Imperial College Healthcare NHS Trust announced as new Genomics Centre

NHS England has today (Monday 22 December) announced that Imperial College Healthcare NHS Trust has been designated a Genomic Medical Centre (GMC) in partnership with Royal Brompton & Harefield NHS Foundation Trust, Royal Marsden NHS Foundation Trust and Chelsea and Westminster Hospital NHS Foundation Trust. Imperial College Health Partners will also be supporting the new Centre in its capacity as the Academic Health Science Network for North West London.

These four trusts make up Imperial College Health Partners NHS GMC which will contribute to the successful delivery of the 100,000 Genome Project, a national initiative which aims to sequence the genomes of 100,000 participants, for the first time, to enable new scientific discovery and medical insights, and bring benefit to patients.

The trusts will work together to ask patients with cancer and inherited rare diseases if they would like to participate, gather their samples and relevant medical information to build up a bank of anonymised data in order to better understand the role that genes play in disease and what treatments will work best for each individual patient.

The project has the potential to transform the future of healthcare by improving our knowledge of the influence of genetics on disease, how other people can be helped with similar diseases in the future, and how different types of tests can be developed to detect changes beyond the genome.

In addition to these long-term benefits, some participating patients might benefit in the short-term as a conclusive diagnosis may be reached for a rare and inherited disease more quickly, or a treatment for cancer may be targeted at the particular genetic change that is present in the cancer.

Professor Chris Harrison, medical director at Imperial College Healthcare NHS Trust said: “This is a huge opportunity for our Trust to work in partnership with others on this exciting project.  It means that many more patients will get the improved treatment that our developing understanding of genomics brings”

Imperial College Healthcare NHS Trust has a strong record of sequencing patients’ genes to help treat conditions such as lung cancer, breast cancer and pulmonary hypertension.

Imperial College Academic Health Science Centre (AHSC) is a collaboration that brings together researchers, educators and clinicians from Imperial College London and Imperial College Healthcare NHS Trust to drive forward innovation and advancements in patient care. There are many examples where the AHSC has improved treatment for patients based on the findings of genetic research.

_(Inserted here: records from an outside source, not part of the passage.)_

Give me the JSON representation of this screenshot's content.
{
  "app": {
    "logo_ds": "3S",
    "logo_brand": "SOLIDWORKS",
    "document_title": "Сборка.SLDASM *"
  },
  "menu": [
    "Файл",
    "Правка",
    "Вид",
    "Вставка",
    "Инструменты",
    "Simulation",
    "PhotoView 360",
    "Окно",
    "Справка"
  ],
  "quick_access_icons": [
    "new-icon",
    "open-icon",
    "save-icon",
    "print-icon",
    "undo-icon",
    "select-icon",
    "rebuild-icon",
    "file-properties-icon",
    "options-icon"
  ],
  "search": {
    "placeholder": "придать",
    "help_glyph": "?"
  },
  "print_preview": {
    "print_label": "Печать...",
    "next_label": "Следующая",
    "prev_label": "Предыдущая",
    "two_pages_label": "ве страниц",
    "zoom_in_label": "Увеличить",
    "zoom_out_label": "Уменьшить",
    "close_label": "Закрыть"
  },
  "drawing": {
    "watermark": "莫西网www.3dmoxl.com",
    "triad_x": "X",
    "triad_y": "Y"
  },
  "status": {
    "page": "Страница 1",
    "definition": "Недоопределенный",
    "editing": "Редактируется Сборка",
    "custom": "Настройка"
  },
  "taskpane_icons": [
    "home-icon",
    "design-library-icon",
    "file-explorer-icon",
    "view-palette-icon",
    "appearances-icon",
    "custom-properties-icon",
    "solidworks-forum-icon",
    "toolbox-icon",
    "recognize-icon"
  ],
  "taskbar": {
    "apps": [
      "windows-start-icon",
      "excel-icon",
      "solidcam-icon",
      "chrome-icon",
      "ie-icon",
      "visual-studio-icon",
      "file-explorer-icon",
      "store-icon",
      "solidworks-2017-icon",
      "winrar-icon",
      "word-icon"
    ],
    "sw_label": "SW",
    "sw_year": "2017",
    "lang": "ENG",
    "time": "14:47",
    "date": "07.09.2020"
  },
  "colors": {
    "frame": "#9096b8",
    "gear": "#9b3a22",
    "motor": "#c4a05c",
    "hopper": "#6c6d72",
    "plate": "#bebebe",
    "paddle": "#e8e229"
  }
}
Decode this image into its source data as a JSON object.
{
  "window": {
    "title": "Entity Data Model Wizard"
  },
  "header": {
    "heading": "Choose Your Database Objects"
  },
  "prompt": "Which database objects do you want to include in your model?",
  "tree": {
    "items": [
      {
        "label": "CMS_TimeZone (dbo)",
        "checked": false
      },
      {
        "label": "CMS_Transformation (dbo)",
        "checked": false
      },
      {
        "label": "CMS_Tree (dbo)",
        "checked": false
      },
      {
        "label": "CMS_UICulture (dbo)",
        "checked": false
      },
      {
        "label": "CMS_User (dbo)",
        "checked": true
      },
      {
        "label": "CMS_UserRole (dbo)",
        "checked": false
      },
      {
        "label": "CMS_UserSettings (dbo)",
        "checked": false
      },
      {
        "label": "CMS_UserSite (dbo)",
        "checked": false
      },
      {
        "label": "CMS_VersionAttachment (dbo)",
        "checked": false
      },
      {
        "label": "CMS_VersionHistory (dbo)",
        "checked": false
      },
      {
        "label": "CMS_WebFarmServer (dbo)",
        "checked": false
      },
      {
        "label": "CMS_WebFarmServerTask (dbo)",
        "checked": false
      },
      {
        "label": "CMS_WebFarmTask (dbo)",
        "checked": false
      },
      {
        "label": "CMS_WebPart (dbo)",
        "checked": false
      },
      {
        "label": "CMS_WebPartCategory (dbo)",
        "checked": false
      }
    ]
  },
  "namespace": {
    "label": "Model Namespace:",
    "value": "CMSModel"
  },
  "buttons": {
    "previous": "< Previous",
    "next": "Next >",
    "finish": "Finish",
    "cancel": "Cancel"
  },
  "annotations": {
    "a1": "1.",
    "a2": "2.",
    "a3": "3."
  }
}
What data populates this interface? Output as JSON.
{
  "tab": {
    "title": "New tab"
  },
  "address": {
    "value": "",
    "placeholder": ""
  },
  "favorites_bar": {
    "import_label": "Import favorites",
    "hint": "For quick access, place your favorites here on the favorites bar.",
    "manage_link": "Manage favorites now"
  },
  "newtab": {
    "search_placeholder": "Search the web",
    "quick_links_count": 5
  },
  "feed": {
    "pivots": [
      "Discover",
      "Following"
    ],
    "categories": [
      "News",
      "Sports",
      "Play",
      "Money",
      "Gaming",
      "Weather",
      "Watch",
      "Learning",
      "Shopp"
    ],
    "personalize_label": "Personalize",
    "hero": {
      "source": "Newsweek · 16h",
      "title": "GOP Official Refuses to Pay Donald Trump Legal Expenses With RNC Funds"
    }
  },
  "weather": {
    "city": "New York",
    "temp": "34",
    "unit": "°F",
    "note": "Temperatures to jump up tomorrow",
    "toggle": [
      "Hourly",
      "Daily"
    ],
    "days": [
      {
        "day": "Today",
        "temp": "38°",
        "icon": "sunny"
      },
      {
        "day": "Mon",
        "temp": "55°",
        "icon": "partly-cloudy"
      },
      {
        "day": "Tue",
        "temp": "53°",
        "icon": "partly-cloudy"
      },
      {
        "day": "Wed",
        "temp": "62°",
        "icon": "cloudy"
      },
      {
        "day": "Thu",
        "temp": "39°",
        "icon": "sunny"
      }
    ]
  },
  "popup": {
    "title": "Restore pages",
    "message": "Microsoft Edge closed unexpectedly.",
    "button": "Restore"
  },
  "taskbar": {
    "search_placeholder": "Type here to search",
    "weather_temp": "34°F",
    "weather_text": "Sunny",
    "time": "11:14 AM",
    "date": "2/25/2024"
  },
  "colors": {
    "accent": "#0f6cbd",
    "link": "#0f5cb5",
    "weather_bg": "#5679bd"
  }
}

For example, in ovarian cancer, women who have a specific gene mutation (in the BRCA gene) will respond better to a particular type of drug therapy, and their cancer is less likely to return.  The only way of knowing if a patient has this genetic mutation is by analysing samples taken from their cancer.  So our doctors can then select a drug that is known to interact with the biological driver of their cancer.

The BRCA gene is just one example of genetic research that has improved the treatment our patients receive. Genetic research has enabled new and more precise diagnostic tests, and will lead to more effective and targeted treatments to improve outcomes and reduce side effects of cancer therapies.  However, BRCA is just one gene of many which are altered in cancer. The ambitious 100,000 Genome Project will look at whole human genomes to identify in a single test changes that may be present in many different genes.

Professor Jonathan Weber, director of Imperial College Academic Health Science Centre (AHSC), said: “The 100,000 Genome project has the potential to transform the future of personalised medicine.

“The creation of Imperial College Health Partners NHS Genomic Centre will allow researchers and clinicians at the Trust and College to be at the forefront of medical innovation by sequencing genomes on an unprecedented scale. This could help us bring better treatments to patients with cancers and rare diseases.

“We aim to translate our findings in as fast a timeframe as possible so that people could benefit from new therapies, personalisation of drugs and more accurate diagnostic testing.  The Centre is a clear example of the work of the AHSC which turns discoveries from basic science into improvements in patient care and clinical practice that saves and improves the lives of countless numbers of patients.”

Imperial College Health Partners NHS GMC is one of 11 centres of this kind in the world, all in the UK.